In most other parts of the country, a partial solar eclipse will be visible, he said.
Scientists urge people to wear protective glasses when viewing a solar eclipse.
Bill Kramer, who runs a website geared toward eclipse chasers, said the crowds could be "more akin to a county fair than a gathering of scientists and astronomers."
"A solar eclipse is a very public event and does not require a tremendous amount of technical support — except to be at the right place at the right time," Kramer said in an email.
Hopkinsville officials are talking about setting aside viewing areas, Cook said. Parks and a football field are among the possibilities.
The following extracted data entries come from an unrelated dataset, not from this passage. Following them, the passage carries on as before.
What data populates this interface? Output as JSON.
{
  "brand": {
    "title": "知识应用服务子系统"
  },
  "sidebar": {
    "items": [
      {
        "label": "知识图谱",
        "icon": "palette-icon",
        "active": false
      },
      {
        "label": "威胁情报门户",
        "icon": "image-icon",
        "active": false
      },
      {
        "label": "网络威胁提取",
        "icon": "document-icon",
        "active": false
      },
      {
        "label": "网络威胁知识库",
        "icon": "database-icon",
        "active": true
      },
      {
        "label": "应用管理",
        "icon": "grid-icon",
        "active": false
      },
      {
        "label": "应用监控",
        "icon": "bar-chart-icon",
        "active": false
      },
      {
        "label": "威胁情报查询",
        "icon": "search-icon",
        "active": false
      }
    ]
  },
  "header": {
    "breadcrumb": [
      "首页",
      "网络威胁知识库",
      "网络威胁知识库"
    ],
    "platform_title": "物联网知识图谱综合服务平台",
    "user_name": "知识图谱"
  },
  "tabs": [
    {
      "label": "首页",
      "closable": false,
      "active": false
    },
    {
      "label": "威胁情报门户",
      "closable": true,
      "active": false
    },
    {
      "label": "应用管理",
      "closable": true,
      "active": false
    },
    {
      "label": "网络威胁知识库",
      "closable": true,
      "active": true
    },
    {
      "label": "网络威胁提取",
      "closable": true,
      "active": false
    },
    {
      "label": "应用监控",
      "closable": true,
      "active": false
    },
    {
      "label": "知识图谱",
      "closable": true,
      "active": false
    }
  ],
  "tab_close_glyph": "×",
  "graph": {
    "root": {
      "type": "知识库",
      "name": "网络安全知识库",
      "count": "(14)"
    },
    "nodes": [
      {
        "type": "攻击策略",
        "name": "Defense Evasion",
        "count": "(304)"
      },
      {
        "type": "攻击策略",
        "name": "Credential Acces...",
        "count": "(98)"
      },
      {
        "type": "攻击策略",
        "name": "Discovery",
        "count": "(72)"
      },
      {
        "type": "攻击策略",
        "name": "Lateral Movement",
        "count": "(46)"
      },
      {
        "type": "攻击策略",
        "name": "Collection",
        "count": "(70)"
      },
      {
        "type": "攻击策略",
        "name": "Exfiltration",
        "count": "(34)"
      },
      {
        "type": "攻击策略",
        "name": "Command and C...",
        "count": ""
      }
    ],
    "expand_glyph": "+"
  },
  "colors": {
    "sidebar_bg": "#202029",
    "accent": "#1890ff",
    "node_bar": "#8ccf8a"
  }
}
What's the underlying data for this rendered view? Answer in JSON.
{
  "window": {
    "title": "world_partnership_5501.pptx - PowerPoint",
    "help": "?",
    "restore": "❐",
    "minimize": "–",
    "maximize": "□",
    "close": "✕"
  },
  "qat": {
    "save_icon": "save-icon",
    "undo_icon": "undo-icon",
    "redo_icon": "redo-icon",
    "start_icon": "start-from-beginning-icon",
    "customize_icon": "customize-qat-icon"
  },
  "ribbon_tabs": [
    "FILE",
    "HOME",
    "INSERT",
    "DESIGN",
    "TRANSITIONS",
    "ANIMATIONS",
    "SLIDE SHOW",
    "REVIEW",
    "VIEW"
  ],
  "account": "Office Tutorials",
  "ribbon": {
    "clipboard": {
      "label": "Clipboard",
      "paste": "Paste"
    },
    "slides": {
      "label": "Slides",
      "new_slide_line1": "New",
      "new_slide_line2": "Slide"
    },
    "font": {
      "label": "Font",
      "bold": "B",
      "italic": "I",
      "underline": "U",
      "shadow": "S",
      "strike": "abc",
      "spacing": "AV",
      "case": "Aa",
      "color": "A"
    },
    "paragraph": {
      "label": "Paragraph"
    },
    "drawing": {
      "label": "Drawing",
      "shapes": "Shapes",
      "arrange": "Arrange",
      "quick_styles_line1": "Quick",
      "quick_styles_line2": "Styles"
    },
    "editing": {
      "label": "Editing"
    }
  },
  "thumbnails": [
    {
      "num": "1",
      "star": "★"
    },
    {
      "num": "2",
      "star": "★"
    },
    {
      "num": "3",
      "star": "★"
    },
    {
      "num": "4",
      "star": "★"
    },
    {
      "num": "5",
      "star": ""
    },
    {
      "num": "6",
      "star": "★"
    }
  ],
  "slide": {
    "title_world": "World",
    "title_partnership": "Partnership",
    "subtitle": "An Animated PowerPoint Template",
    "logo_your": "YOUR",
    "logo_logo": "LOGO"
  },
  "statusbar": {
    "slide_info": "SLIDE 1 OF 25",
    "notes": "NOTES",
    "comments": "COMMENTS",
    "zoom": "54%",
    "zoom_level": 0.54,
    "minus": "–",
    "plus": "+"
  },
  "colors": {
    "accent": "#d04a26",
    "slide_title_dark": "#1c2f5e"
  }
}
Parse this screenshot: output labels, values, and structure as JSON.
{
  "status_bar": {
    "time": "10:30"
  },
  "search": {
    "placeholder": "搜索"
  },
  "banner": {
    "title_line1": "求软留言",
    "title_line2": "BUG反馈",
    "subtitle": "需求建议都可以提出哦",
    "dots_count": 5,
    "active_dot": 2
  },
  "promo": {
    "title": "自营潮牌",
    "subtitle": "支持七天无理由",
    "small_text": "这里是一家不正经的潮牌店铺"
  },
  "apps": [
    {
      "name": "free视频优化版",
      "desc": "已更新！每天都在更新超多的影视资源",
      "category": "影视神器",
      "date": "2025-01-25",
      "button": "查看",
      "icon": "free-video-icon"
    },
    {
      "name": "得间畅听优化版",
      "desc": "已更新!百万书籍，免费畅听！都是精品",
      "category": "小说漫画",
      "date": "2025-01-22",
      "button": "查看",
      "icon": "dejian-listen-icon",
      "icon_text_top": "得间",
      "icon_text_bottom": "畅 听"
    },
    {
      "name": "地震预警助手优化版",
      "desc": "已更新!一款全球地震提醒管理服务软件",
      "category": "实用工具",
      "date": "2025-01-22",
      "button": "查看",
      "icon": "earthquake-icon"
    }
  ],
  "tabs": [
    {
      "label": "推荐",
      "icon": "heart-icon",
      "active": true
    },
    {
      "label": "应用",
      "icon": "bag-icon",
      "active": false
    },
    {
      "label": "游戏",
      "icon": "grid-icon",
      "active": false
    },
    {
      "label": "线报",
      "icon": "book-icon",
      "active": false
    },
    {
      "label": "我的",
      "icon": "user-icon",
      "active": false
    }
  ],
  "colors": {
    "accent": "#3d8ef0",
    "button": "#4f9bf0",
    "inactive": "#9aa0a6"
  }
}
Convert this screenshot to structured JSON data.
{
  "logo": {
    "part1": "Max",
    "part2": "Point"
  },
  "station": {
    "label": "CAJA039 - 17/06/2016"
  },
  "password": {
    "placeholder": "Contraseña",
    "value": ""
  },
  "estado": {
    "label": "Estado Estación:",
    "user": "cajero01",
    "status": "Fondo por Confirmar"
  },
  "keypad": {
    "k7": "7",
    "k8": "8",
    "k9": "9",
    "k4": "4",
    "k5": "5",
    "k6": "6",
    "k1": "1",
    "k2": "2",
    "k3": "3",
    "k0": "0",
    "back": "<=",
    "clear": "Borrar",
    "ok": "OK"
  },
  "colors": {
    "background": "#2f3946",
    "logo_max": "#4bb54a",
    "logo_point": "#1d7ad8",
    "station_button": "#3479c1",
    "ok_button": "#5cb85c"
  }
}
Seminars featuring astronomers in the days beforehand are being discussed.
In one ironic twist, the solar eclipse will share the same Aug. 21 date as a popular piece of local folklore — when a family claimed to see a space ship with aliens land near their home in 1955. The family's claims are kept alive in the Little Green Men festival near the eclipse-viewing spot.
"It kind of gave me the chills when I saw the date," Cook said.
Meanwhile, local county magistrate Mark Cansler, said he wants to be accommodating but hopes that designated viewing areas are created to keep visitors from trampling through yards and farms. He lives and farms in the area.
"I don't think people would want large groups setting up camp in their yards," he said. "If we have crops out there, we wouldn't want people running over them."
Tammy Hale, who lives near what will be the most prime viewing area, was asked if she would charge visitors to park on her property.
"Why?" she quickly replied. Her husband, Tim, added, "Depends on how bad we're hurting for money."